09-13-2025, 12:59 AM
(This post was last modified: 09-13-2025, 01:31 AM by AwakeNotWoke.)
ETA: I guess I'll stick a poll in this post.
In light of recent events, a friend asked me this question a couple of days ago.
It got me to thinking...
International wars - wars between nations - are usually fought over the control of land or resources. There will often be ideological underpinnings or perhaps veneers, but ultimately they are about controlling geographic territories or the resources that those territories hold.
On the other hand, civil wars are usually fought over ideologies, over which or what direction a given nation-state or geopolitical entity will take. To wit: If you ask any historian or do an internet search on the question, "When did the U.S. Civil War start?", you will generally get an answer something like this:
Britannica.com, however, offers a bit of background:
It goes on to push a narrative with which I disagree. I wholeheartedly reject the statement that "armed hostilities were the culmination of decades of growing sectional friction over slavery" and the thesis that the article develops after that statement. That is a whitewash (or perhaps a blackwash) of history. The issues were much more complex than that as it had to do more generally with states' rights and the encroachment of an ever more domineering federal apparatus backed by a more modernized and politically influential northern segment. There were ideological conflicts at war that had to do with liberty and the original intentions of the founders of the United States of America as regards to state sovereignty and limits on federal power.
So, the question that I would ask; Did the Civil War actually start with the first shot fired "on April 12, 1861, when Confederate forces fired upon Fort Sumter in South Carolina?" Or was the Civil War in reality brewing and being fought in the ideological realm long before that first fateful musket-ball was dispatched northward?
Does "Civil War" only happen when conflict goes "hot," or is a Civil War on ideological grounds still a Civil War even if no or few shots are being fired?
And where does the U.S. stand today?
In light of recent events, a friend asked me this question a couple of days ago.
Quote:So, how many people die before it’s considered a civil war?
It got me to thinking...
International wars - wars between nations - are usually fought over the control of land or resources. There will often be ideological underpinnings or perhaps veneers, but ultimately they are about controlling geographic territories or the resources that those territories hold.
On the other hand, civil wars are usually fought over ideologies, over which or what direction a given nation-state or geopolitical entity will take. To wit: If you ask any historian or do an internet search on the question, "When did the U.S. Civil War start?", you will generally get an answer something like this:
Quote:"The American Civil War began on April 12, 1861, when Confederate forces fired upon Fort Sumter in South Carolina. This attack marked the formal start of the conflict between the Union and the Confederacy.

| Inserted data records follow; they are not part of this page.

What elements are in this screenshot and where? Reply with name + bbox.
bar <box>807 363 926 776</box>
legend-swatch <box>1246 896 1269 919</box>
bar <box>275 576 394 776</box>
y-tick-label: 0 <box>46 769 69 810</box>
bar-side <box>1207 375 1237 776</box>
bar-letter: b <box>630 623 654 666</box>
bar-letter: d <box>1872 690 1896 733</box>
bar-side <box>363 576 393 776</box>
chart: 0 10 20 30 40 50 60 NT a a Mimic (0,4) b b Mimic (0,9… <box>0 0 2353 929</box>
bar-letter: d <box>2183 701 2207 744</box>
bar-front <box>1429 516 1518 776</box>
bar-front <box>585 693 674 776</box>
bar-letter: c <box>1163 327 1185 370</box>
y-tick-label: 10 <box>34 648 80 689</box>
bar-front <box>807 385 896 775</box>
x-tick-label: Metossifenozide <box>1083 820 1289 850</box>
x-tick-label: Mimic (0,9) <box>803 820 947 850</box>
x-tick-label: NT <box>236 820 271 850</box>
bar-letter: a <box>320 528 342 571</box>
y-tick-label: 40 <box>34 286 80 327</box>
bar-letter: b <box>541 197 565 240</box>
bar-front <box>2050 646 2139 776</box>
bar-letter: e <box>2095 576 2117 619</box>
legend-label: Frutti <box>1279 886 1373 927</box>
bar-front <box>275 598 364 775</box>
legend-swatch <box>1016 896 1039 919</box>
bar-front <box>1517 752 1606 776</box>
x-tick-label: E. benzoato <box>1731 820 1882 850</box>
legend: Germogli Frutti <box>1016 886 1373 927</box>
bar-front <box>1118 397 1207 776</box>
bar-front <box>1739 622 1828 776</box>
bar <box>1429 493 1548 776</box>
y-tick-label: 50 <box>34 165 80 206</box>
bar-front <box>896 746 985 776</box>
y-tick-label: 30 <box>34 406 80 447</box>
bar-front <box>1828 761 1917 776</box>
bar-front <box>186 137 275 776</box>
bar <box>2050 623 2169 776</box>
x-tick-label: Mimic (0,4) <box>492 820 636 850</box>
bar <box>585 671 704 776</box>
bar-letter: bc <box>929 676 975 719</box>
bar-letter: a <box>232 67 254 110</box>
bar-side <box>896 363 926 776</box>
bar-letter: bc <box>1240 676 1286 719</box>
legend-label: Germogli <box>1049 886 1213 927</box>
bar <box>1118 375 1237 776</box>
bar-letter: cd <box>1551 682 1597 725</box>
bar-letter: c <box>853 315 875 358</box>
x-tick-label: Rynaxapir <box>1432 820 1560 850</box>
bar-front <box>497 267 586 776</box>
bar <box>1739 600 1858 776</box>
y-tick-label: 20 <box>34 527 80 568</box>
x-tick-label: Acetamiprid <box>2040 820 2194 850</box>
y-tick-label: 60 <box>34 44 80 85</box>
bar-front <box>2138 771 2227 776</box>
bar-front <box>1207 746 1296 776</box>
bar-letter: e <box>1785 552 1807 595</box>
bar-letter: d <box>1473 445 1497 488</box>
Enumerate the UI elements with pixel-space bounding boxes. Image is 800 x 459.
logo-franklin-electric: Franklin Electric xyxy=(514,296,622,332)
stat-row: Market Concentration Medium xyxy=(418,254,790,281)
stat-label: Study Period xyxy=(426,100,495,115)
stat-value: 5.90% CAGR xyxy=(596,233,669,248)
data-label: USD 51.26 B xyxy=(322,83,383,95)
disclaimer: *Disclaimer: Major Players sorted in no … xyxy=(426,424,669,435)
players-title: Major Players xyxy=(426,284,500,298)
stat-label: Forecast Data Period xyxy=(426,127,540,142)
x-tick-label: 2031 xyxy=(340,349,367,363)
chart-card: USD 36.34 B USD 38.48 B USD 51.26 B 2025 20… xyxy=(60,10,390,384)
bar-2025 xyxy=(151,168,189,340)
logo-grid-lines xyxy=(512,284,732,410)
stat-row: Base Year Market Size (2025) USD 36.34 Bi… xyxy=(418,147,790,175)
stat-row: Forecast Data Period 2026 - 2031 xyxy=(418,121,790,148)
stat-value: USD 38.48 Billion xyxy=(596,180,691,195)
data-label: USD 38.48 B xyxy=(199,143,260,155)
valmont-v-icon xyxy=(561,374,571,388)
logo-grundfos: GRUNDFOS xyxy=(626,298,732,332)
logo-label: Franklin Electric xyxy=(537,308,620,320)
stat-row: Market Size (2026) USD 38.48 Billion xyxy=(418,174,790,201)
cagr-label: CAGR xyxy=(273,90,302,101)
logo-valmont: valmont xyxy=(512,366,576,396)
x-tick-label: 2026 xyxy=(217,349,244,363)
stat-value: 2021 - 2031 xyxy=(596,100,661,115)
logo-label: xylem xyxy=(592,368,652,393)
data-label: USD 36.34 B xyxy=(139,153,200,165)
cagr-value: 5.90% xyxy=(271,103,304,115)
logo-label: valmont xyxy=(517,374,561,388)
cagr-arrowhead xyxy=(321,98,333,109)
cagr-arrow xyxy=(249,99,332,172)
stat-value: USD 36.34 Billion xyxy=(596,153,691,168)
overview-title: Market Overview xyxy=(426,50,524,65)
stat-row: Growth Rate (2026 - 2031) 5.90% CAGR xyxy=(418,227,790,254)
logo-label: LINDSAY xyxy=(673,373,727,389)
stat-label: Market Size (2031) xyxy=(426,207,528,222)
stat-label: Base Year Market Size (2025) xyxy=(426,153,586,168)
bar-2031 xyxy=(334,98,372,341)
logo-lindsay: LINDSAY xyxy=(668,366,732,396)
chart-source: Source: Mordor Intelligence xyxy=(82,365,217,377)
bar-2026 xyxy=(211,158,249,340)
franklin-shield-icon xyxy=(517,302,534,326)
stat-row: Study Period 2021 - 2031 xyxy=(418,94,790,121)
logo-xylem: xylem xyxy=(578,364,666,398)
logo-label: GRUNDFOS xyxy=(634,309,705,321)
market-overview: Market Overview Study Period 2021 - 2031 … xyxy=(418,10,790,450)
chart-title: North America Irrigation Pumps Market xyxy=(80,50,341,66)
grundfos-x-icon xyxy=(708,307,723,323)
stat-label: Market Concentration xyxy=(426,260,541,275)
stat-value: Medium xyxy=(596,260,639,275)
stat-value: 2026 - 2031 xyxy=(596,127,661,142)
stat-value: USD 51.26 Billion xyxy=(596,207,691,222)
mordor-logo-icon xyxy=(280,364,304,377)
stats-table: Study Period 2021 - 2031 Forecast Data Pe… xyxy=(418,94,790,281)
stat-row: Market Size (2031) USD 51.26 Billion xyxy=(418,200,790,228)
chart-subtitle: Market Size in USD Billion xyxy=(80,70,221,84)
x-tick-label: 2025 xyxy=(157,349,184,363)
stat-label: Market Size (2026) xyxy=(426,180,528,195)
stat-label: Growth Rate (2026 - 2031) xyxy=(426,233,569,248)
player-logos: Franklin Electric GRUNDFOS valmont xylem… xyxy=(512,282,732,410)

Britannica.com, however, offers a bit of background:
Quote:Prelude to war
The secession of the Southern states (in chronological order, South Carolina, Mississippi, Florida, Alabama, Georgia, Louisiana, Texas, Virginia, Arkansas, Tennessee, and North Carolina) in 1860–61 and the ensuing outbreak of armed hostilities were the culmination of decades of growing sectional friction over slavery. Between 1815 and 1861 the economy of the Northern states was rapidly modernizing and diversifying. Although agriculture—mostly smaller farms that relied on free labour—remained the dominant sector in the North, industrialization had taken root there. Moreover, Northerners had invested heavily in an expansive and varied transportation system that included canals, roads, steamboats, and railroads; in financial industries such as banking and insurance; and in a large communications network that featured inexpensive, widely available newspapers, magazines, and books, along with the telegraph.
It goes on to push a narrative with which I disagree. I wholeheartedly reject the statement that "armed hostilities were the culmination of decades of growing sectional friction over slavery" and the thesis that the article develops after that statement. That is a whitewash (or perhaps a blackwash) of history. The issues were much more complex than that as it had to do more generally with states' rights and the encroachment of an ever more domineering federal apparatus backed by a more modernized and politically influential northern segment. There were ideological conflicts at war that had to do with liberty and the original intentions of the founders of the United States of America as regards to state sovereignty and limits on federal power.
So, the question that I would ask; Did the Civil War actually start with the first shot fired "on April 12, 1861, when Confederate forces fired upon Fort Sumter in South Carolina?" Or was the Civil War in reality brewing and being fought in the ideological realm long before that first fateful musket-ball was dispatched northward?
Does "Civil War" only happen when conflict goes "hot," or is a Civil War on ideological grounds still a Civil War even if no or few shots are being fired?
And where does the U.S. stand today?
It's all the same 🐂💩, just a new shovel.